Over One Million Iraqi Deaths Caused by US Occupation
#1. Over One Million Iraqi Deaths Caused by US Occupation
in Top 25 Censored Stories for 2009
Sources:
After Downing Street, July 6, 2007
Title: “Is the United States Killing 10,000 Iraqis Every Month? Or Is It More?”
Author: Michael Schwartz
AlterNet, September 17, 2007
Title: “Iraq death toll rivals Rwanda genocide, Cambodian killing fields”
Author: Joshua Holland
Reuters (via AlterNet), January 7, 2008
Title: “Iraq conflict has killed a million, says survey”
Author: Luke Baker
Inter Press Service, March 3, 2008
Title: “Iraq: Not our country to Return to”
Authors: Maki al-Nazzal and Dahr Jamail
Student Researchers: Danielle Stanton, Tim LeDonne, and Kat Pat Crespán
Faculty Evaluator: Heidi LaMoreaux, PhD
Over one million Iraqis have met violent deaths as a result of the 2003
invasion, according to a study conducted by the prestigious British
polling group, Opinion Research Business (ORB). These numbers suggest
that the invasion and occupation of Iraq rivals the mass killings of
the last century—the human toll exceeds the 800,000 to 900,000
believed killed in the Rwandan genocide in 1994, and is approaching the
number (1.7 million) who died in Cambodia’s infamous
“Killing Fields” during the Khmer Rouge era of the 1970s.

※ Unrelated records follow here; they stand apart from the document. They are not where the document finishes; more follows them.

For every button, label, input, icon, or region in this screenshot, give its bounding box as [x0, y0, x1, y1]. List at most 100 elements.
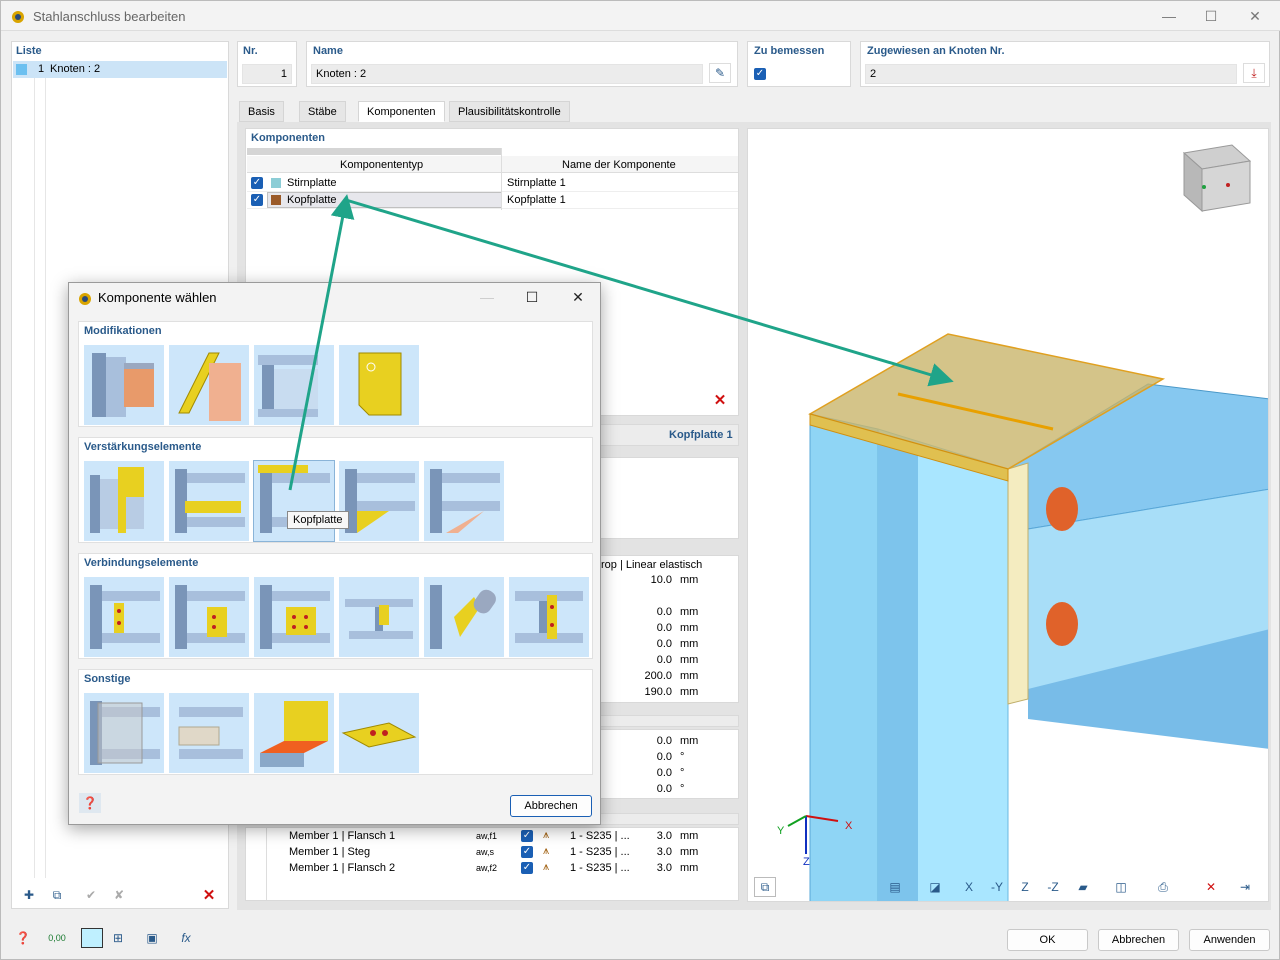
- value: 0.0: [656, 622, 672, 634]
- komponente-waehlen-dialog: Komponente wählen — ☐ ✕ Modifikationen V…: [68, 282, 601, 825]
- zu-bemessen-panel: Zu bemessen ✓: [747, 41, 851, 87]
- display-icon[interactable]: ▤: [884, 877, 906, 897]
- component-thumb-kopfplatte[interactable]: [253, 460, 335, 542]
- row-checkbox[interactable]: ✓: [251, 177, 263, 189]
- component-name: Stirnplatte 1: [507, 177, 566, 189]
- print-icon[interactable]: ⎙: [1152, 877, 1174, 897]
- component-thumb[interactable]: [169, 461, 249, 541]
- col-komponententyp: Komponententyp: [340, 159, 424, 171]
- component-thumb[interactable]: [254, 345, 334, 425]
- close-button[interactable]: ✕: [1235, 5, 1275, 27]
- name-field[interactable]: Knoten : 2: [311, 64, 703, 84]
- weld-member: Member 1 | Flansch 2: [289, 862, 396, 874]
- tab-staebe[interactable]: Stäbe: [299, 101, 346, 122]
- component-thumb[interactable]: [339, 693, 419, 773]
- table-row[interactable]: Member 1 | Steg aw,s ✓ ⩚ 1 - S235 | ... …: [246, 844, 736, 861]
- dialog-maximize-button[interactable]: ☐: [512, 286, 552, 308]
- dialog-minimize-button[interactable]: —: [467, 286, 507, 308]
- units-icon[interactable]: ⊞: [107, 928, 129, 948]
- component-thumb[interactable]: [339, 577, 419, 657]
- view-z-icon[interactable]: Z: [1014, 877, 1036, 897]
- section-title: Verbindungselemente: [84, 557, 199, 569]
- name-label: Name: [313, 45, 343, 57]
- component-thumb[interactable]: [169, 345, 249, 425]
- component-thumb[interactable]: [254, 577, 334, 657]
- component-thumb[interactable]: [254, 693, 334, 773]
- liste-item[interactable]: 1 Knoten : 2: [13, 61, 227, 78]
- value: 190.0: [644, 686, 672, 698]
- weld-symbol: aw,f1: [476, 831, 498, 841]
- nr-field[interactable]: 1: [242, 64, 292, 84]
- ok-button[interactable]: OK: [1007, 929, 1088, 951]
- component-thumb[interactable]: [424, 577, 504, 657]
- weld-checkbox[interactable]: ✓: [521, 846, 533, 858]
- info-icon[interactable]: ▣: [141, 928, 163, 948]
- table-row[interactable]: ✓ Stirnplatte Stirnplatte 1: [247, 175, 738, 192]
- app-icon: [12, 11, 24, 23]
- edit-name-icon[interactable]: ✎: [709, 63, 731, 83]
- zugewiesen-field[interactable]: 2: [865, 64, 1237, 84]
- view-minus-z-icon[interactable]: -Z: [1042, 877, 1064, 897]
- component-thumb[interactable]: [339, 345, 419, 425]
- tab-plausibilitaet[interactable]: Plausibilitätskontrolle: [449, 101, 570, 122]
- table-row[interactable]: ✓ Kopfplatte Kopfplatte 1: [247, 192, 738, 209]
- view-minus-y-icon[interactable]: -Y: [986, 877, 1008, 897]
- weld-value: 3.0: [656, 830, 672, 842]
- new-item-icon[interactable]: ✚: [18, 885, 40, 905]
- weld-checkbox[interactable]: ✓: [521, 830, 533, 842]
- value: 0.0: [656, 606, 672, 618]
- transparency-icon[interactable]: ◫: [1110, 877, 1132, 897]
- material-text: rop | Linear elastisch: [601, 559, 703, 571]
- export-icon[interactable]: ⇥: [1234, 877, 1256, 897]
- render-mode-icon[interactable]: ▰: [1072, 877, 1094, 897]
- tooltip: Kopfplatte: [287, 511, 349, 529]
- table-row[interactable]: Member 1 | Flansch 2 aw,f2 ✓ ⩚ 1 - S235 …: [246, 860, 736, 877]
- maximize-button[interactable]: ☐: [1191, 5, 1231, 27]
- cancel-button[interactable]: Abbrechen: [1098, 929, 1179, 951]
- weld-material: 1 - S235 | ...: [570, 830, 630, 842]
- copy-item-icon[interactable]: ⧉: [46, 885, 68, 905]
- view-settings-icon[interactable]: ⧉: [754, 877, 776, 897]
- dialog-close-button[interactable]: ✕: [558, 286, 598, 308]
- apply-button[interactable]: Anwenden: [1189, 929, 1270, 951]
- dialog-help-icon[interactable]: ❓: [79, 793, 101, 813]
- component-thumb[interactable]: [84, 345, 164, 425]
- color-icon[interactable]: [81, 928, 103, 948]
- reset-view-icon[interactable]: ✕: [1200, 877, 1222, 897]
- axis-x-label: X: [845, 820, 853, 832]
- minimize-button[interactable]: —: [1149, 5, 1189, 27]
- zu-bemessen-checkbox[interactable]: ✓: [754, 68, 766, 80]
- tab-komponenten[interactable]: Komponenten: [358, 101, 445, 122]
- component-thumb[interactable]: [169, 693, 249, 773]
- table-row[interactable]: Member 1 | Flansch 1 aw,f1 ✓ ⩚ 1 - S235 …: [246, 828, 736, 845]
- component-thumb[interactable]: [84, 461, 164, 541]
- weld-checkbox[interactable]: ✓: [521, 862, 533, 874]
- formula-icon[interactable]: fx: [175, 928, 197, 948]
- decimal-icon[interactable]: 0,00: [46, 928, 68, 948]
- row-checkbox[interactable]: ✓: [251, 194, 263, 206]
- check-all-icon[interactable]: ✔: [80, 885, 102, 905]
- help-icon[interactable]: ❓: [12, 928, 34, 948]
- component-thumb[interactable]: [169, 577, 249, 657]
- component-thumb[interactable]: [339, 461, 419, 541]
- dialog-cancel-button[interactable]: Abbrechen: [510, 795, 592, 817]
- tab-basis[interactable]: Basis: [239, 101, 284, 122]
- value: 0.0: [656, 638, 672, 650]
- weld-value: 3.0: [656, 846, 672, 858]
- weld-material: 1 - S235 | ...: [570, 846, 630, 858]
- component-thumb[interactable]: [84, 577, 164, 657]
- delete-component-icon[interactable]: ✕: [709, 390, 731, 410]
- component-thumb[interactable]: [424, 461, 504, 541]
- component-thumb[interactable]: [84, 693, 164, 773]
- section-modifikationen: Modifikationen: [78, 321, 593, 427]
- unit: mm: [680, 574, 699, 586]
- component-thumb[interactable]: [509, 577, 589, 657]
- component-name: Kopfplatte 1: [507, 194, 566, 206]
- uncheck-all-icon[interactable]: ✘: [108, 885, 130, 905]
- delete-item-icon[interactable]: ✕: [198, 885, 220, 905]
- view-x-icon[interactable]: X: [958, 877, 980, 897]
- axis-z-label: Z: [803, 856, 810, 868]
- 3d-viewport[interactable]: X Y Z ⧉ ▤ ◪ X -Y Z -Z ▰ ◫ ⎙ ✕ ⇥: [747, 128, 1269, 902]
- select-node-icon[interactable]: ⤓: [1243, 63, 1265, 83]
- measure-icon[interactable]: ◪: [924, 877, 946, 897]
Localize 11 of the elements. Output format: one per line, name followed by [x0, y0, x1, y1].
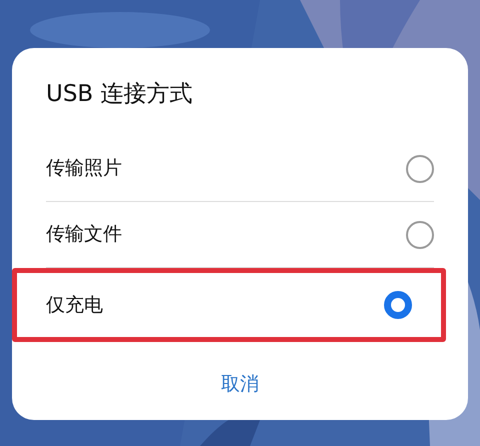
radio-button[interactable]: [406, 154, 434, 182]
radio-button[interactable]: [406, 220, 434, 248]
option-label: 传输文件: [46, 222, 122, 248]
option-label: 仅充电: [46, 292, 103, 318]
option-label: 传输照片: [46, 156, 122, 182]
dialog-title: USB 连接方式: [46, 80, 194, 109]
option-row[interactable]: 传输文件: [46, 202, 434, 268]
option-row[interactable]: 传输照片: [46, 136, 434, 202]
option-row[interactable]: 仅充电: [46, 273, 412, 337]
radio-button[interactable]: [384, 291, 412, 319]
cancel-button[interactable]: 取消: [207, 366, 273, 402]
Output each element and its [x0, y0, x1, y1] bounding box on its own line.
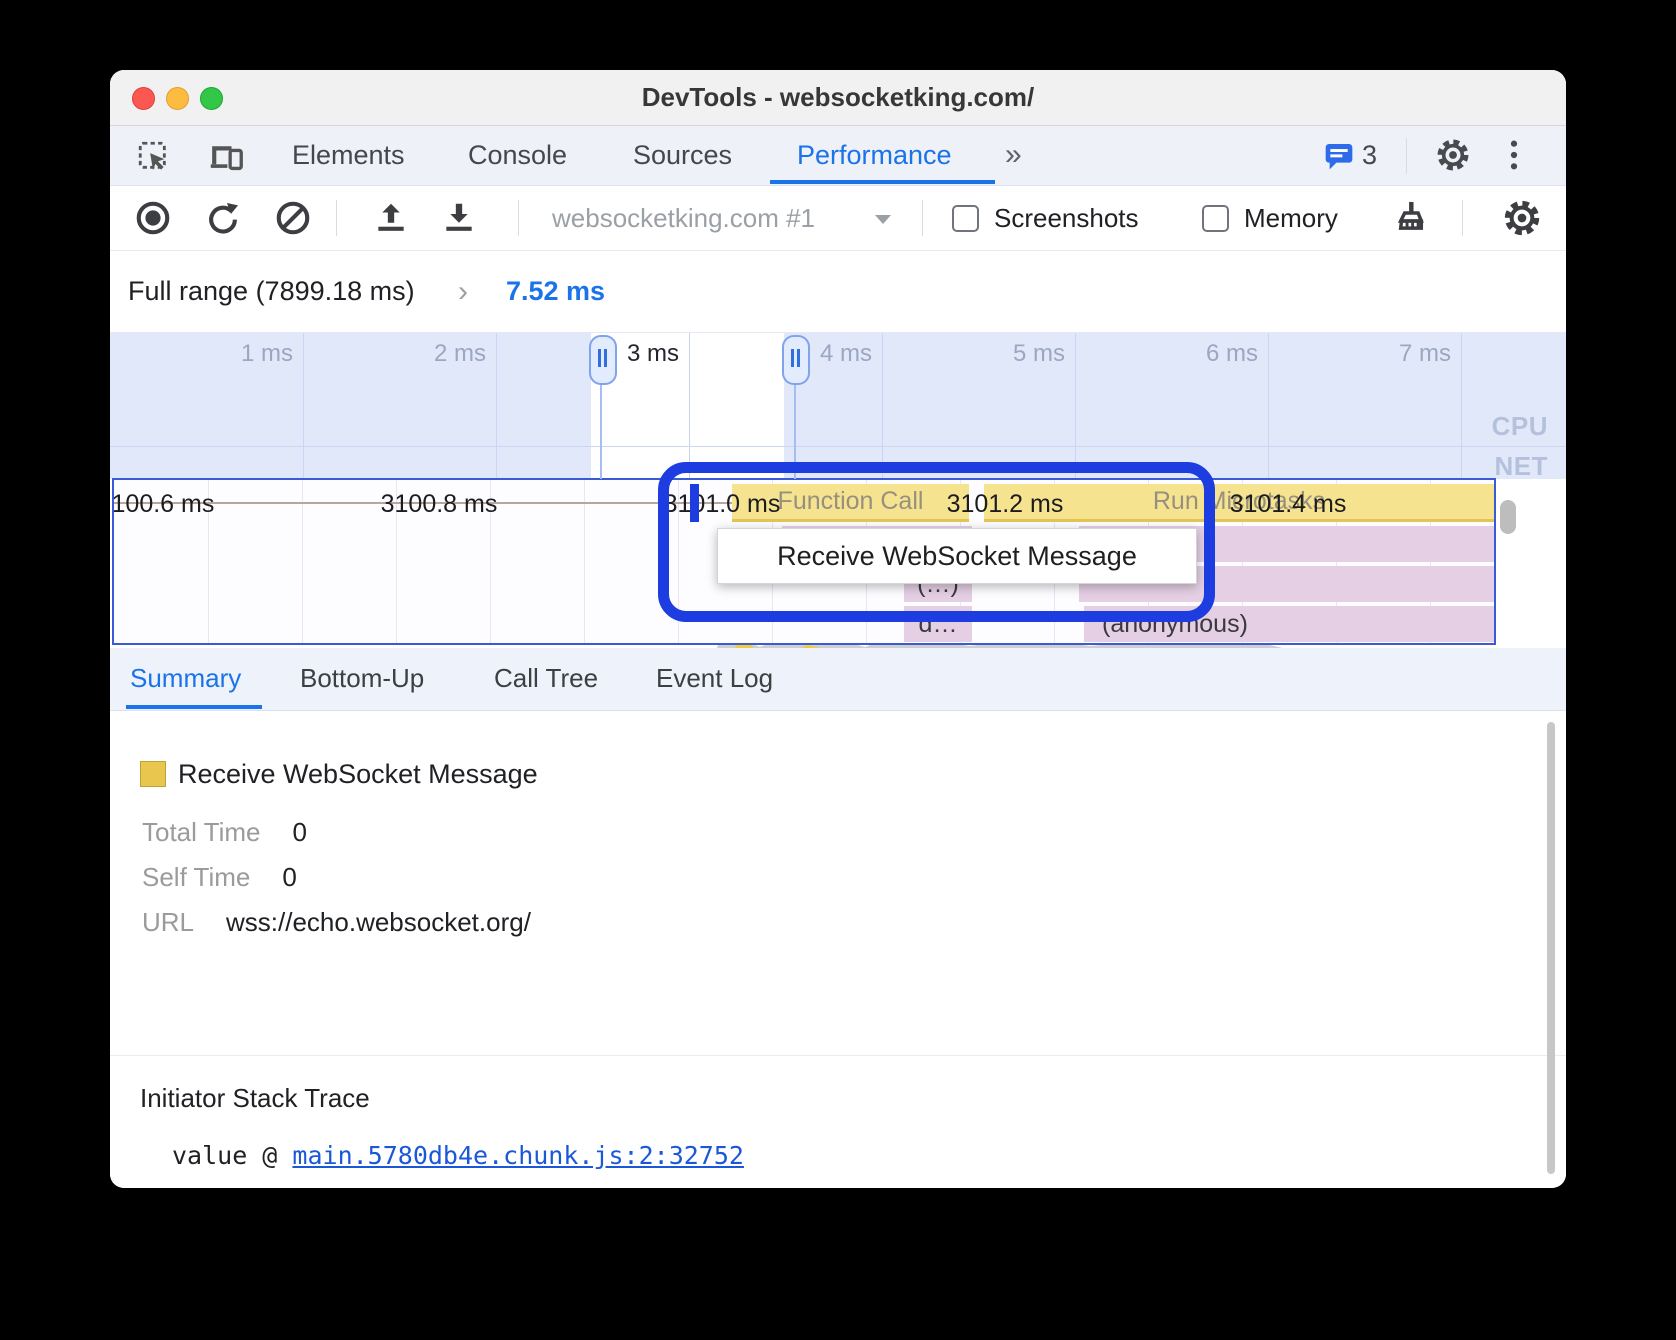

ORB’s research covered fifteen of Iraq’s eighteen
provinces. Those not covered include two of Iraq’s more volatile
regions—Kerbala and Anbar—and the northern province of
Arbil, where local authorities refused them a permit to work. In
face-to-face interviews with 2,414 adults, the poll found that more
than one in five respondents had had at least one death in their
household as a result of the conflict, as opposed to natural cause.